Our pilot study revealed that a 40% improvement was the best choice between sensitivity and specificity regarding a diagnosis of RA. The ACR 20% improvement criteria (ACR20) are widely used in RA trials [32, 33]. However, their performance related to discrimination is known not to be optimal [34]. Indeed, the ACR50 criteria seem to be superior [35]. Our evaluation for this diagnostic test showed a moderate sensitivity of 65.9% with a good specificity of 81.2%. Thus, our pred-test performed well, but it did not perform perfectly well. Possible reasons are our inhomogeneous patient cohort, lack of an objective gold standard for diagnosis and arbitrarily chosen time point for diagnostic testing. Some of these aspects (e.g., symptom duration) might have had an impact on test accuracy, but this cannot be quantified within our study design.

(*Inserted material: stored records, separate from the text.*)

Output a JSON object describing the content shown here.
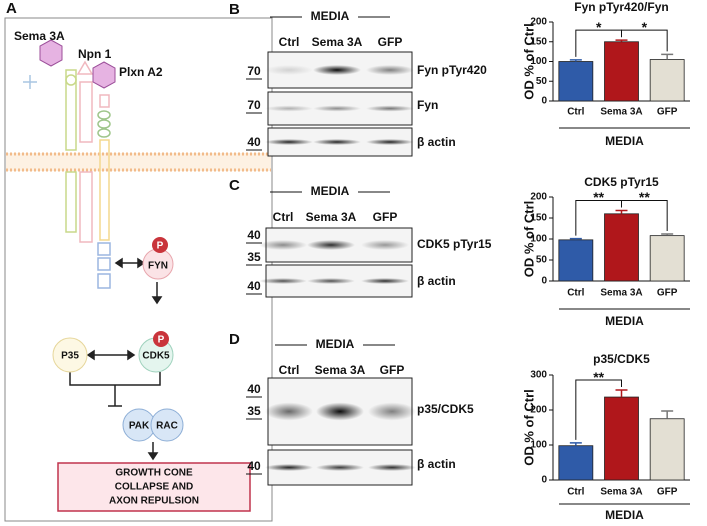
{
  "panels": {
    "A": "A",
    "B": "B",
    "C": "C",
    "D": "D"
  },
  "diagram": {
    "sema": "Sema 3A",
    "npn": "Npn 1",
    "plxn": "Plxn A2",
    "fyn": "FYN",
    "fyn_p": "P",
    "cdk5": "CDK5",
    "cdk5_p": "P",
    "p35": "P35",
    "pak": "PAK",
    "rac": "RAC",
    "outcome": [
      "GROWTH CONE",
      "COLLAPSE AND",
      "AXON REPULSION"
    ]
  },
  "blots": [
    {
      "condition": "MEDIA",
      "lanes": [
        "Ctrl",
        "Sema 3A",
        "GFP"
      ],
      "markers": [
        "70",
        "70",
        "40"
      ],
      "labels": [
        "Fyn pTyr420",
        "Fyn",
        "β actin"
      ]
    },
    {
      "condition": "MEDIA",
      "lanes": [
        "Ctrl",
        "Sema 3A",
        "GFP"
      ],
      "markers": [
        "40",
        "35",
        "40"
      ],
      "labels": [
        "CDK5 pTyr15",
        "β actin"
      ]
    },
    {
      "condition": "MEDIA",
      "lanes": [
        "Ctrl",
        "Sema 3A",
        "GFP"
      ],
      "markers": [
        "40",
        "35",
        "40"
      ],
      "labels": [
        "p35/CDK5",
        "β actin"
      ]
    }
  ],
  "chart_data": [
    {
      "type": "bar",
      "title": "Fyn pTyr420/Fyn",
      "y_label": "OD % of Ctrl",
      "x_label": "MEDIA",
      "categories": [
        "Ctrl",
        "Sema 3A",
        "GFP"
      ],
      "values": [
        100,
        150,
        105
      ],
      "errors": [
        4,
        4,
        13
      ],
      "colors": [
        "#2f5ba8",
        "#b0171b",
        "#e3dfd3"
      ],
      "ylim": [
        0,
        200
      ],
      "yticks": [
        0,
        50,
        100,
        150,
        200
      ],
      "annotations": [
        {
          "text": "*",
          "categories": [
            "Ctrl",
            "Sema 3A"
          ]
        },
        {
          "text": "*",
          "categories": [
            "Sema 3A",
            "GFP"
          ]
        }
      ]
    },
    {
      "type": "bar",
      "title": "CDK5 pTyr15",
      "y_label": "OD % of Ctrl",
      "x_label": "MEDIA",
      "categories": [
        "Ctrl",
        "Sema 3A",
        "GFP"
      ],
      "values": [
        98,
        160,
        108
      ],
      "errors": [
        3,
        8,
        4
      ],
      "colors": [
        "#2f5ba8",
        "#b0171b",
        "#e3dfd3"
      ],
      "ylim": [
        0,
        200
      ],
      "yticks": [
        0,
        50,
        100,
        150,
        200
      ],
      "annotations": [
        {
          "text": "**",
          "categories": [
            "Ctrl",
            "Sema 3A"
          ]
        },
        {
          "text": "**",
          "categories": [
            "Sema 3A",
            "GFP"
          ]
        }
      ]
    },
    {
      "type": "bar",
      "title": "p35/CDK5",
      "y_label": "OD % of Ctrl",
      "x_label": "MEDIA",
      "categories": [
        "Ctrl",
        "Sema 3A",
        "GFP"
      ],
      "values": [
        98,
        237,
        175
      ],
      "errors": [
        8,
        20,
        22
      ],
      "colors": [
        "#2f5ba8",
        "#b0171b",
        "#e3dfd3"
      ],
      "ylim": [
        0,
        300
      ],
      "yticks": [
        0,
        100,
        200,
        300
      ],
      "annotations": [
        {
          "text": "**",
          "categories": [
            "Ctrl",
            "Sema 3A"
          ]
        }
      ]
    }
  ]
}
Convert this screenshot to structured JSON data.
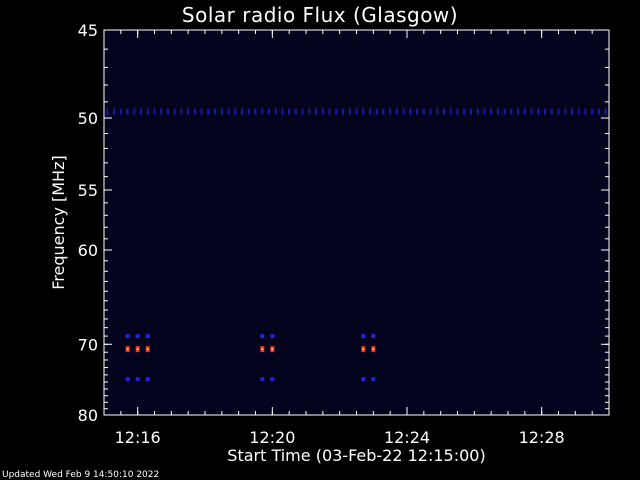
{
  "chart_data": {
    "type": "heatmap",
    "title": "Solar radio Flux (Glasgow)",
    "xlabel": "Start Time (03-Feb-22 12:15:00)",
    "ylabel": "Frequency [MHz]",
    "x_ticks": [
      "12:16",
      "12:20",
      "12:24",
      "12:28"
    ],
    "x_tick_minutes": [
      16,
      20,
      24,
      28
    ],
    "x_range_minutes": [
      15.0,
      30.0
    ],
    "y_ticks": [
      45,
      50,
      55,
      60,
      70,
      80
    ],
    "y_range_mhz": [
      45,
      80
    ],
    "y_scale": "reciprocal",
    "colormap": [
      "#000010",
      "#00008b",
      "#ff0000",
      "#ffd0a0"
    ],
    "features": {
      "band_50mhz_interference": {
        "freq_mhz": 49.6,
        "time_range_minutes": [
          15.1,
          30.0
        ]
      },
      "bursts": [
        {
          "t": 16.0,
          "freq_mhz": [
            69.0,
            70.6,
            74.6
          ],
          "peak": "red"
        },
        {
          "t": 20.0,
          "freq_mhz": [
            69.0,
            70.6,
            74.6
          ],
          "peak": "red"
        },
        {
          "t": 23.0,
          "freq_mhz": [
            69.0,
            70.6,
            74.6
          ],
          "peak": "red"
        }
      ]
    }
  },
  "footer": "Updated Wed Feb  9 14:50:10 2022"
}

We are aware that the pred-test without confirmation of other surrogate markers is not helpful in clinical decision-making processes. We therefore recommend use of the test in light of other confirming factors, such as history, physical examination, imaging and laboratory results. Whether the test is useful in the hands of primary care doctors cannot be answered by our study. However, we think that the pred-test can triage patients from primary care to rheumatology specialists.

On one hand, a positive test result will help to identify patients with inflammatory arthritis, especially RA, who are then subject to proper treatment. In case of a negative test result, the likelihood of RA is low. However, a re-evaluation may still be necessary if suggestive symptoms appear. Nevertheless, may a negative test result prevent patients from receiving unnecessary treatment with GCs?

On the other hand, our study also shows that 4 of 15 patients in the pilot phase and 15 of 47 patients diagnosed with RA in the validation phase had a negative test result. One possible explanation for this is that some patients may need higher doses of GCs. Indeed, the Combination Therapy for Rheumatoid Arthritis (COBRA) study showed that a high GC dose of 60 mg/day worked well in many patients with RA [36]. Ever since then, also starting doses of 10 mg/day have been used to reach remission [37, 38], but for maintenance therapy, even dosages <5 mg/day have been successful in some patients [39]. In an ongoing study, the performance of two GC doses were compared in patients with early RA [40]. Different tapering strategies have been proposed [24]. Especially, the questions of which patients may need higher dosages of prednisolone and why deserve further study. GC receptors may have a role in this [16]. Another possibility is that, in addition to RA, there may be other reasons for pain, such as OA, and the patient is unable to differentiate between the two.

Conclusions

This study shows that the pred-test can support clinical decision-making as a diagnostic aid in differentiating between RA and non-RA. These data also confirm a cut-off point of ≥40% improvement with good sensitivity and specificity. The study also clearly shows that a positive response to prednisolone cannot be taken as evidence that a diagnosis of RA is a given. Further studies are needed to confirm the diagnostic utility of the pred-test with larger patient groups in rheumatology as well as in primary care. Future research can be focused on test accuracy in the light of possible influencing factors.